Yesterday we had a training session on HIV/AIDS in Zambia. Three HIV Positive people spoke to us about their experiences advocating for their rights.

 

The first lady, Catherine, was diagnosed at the age of 20 in 1991. She had only slept with her boyfriend, and at that stage thought that HIV was confined to prostitutes. When she told her family and friends they reacted badly and she became isolated. Then after years of appearing on television to make everyone aware of the virus, people questioned whether she had made it up to get sympathy. But Catherine was not daunted and has continued to take action on HIV. Now people in the compound where she lives come and ask for advice.

 

Another man, who had been a Premier League footballer, was diagnosed with HIV 10 years ago. He has since married an HIV Positive women and had two HIV negative children aged 6 and 3. He was really keen to emphasize that HIV Positive people should have the same rights as everyone else.

 

It was inspiring to see these people who were not prepared to let HIV affect their lives.
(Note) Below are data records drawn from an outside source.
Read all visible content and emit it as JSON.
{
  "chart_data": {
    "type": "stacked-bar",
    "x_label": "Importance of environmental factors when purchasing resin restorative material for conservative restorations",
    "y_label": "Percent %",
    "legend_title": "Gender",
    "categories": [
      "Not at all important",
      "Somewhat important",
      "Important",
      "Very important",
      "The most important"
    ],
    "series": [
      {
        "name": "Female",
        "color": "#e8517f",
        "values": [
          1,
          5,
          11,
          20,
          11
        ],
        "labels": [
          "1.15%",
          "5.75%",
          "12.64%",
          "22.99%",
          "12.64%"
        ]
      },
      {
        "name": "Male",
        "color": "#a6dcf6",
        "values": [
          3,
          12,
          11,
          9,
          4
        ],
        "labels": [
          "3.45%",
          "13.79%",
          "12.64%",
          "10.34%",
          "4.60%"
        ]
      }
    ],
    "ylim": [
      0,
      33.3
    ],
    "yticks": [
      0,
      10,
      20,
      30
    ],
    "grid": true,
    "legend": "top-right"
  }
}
People can live with HIV for many years, but only if they are aware of their condition and how to manage it. Diet is important, but so is access to medicine. At the moment the big brand anti-retroviral drugs are way beyond the reach of most Zambians and big pharmaceuticals have pressurized governments into banning cheaper generics.

 

But with people like I met yesterday on the case I think there are lots of reasons to be positive.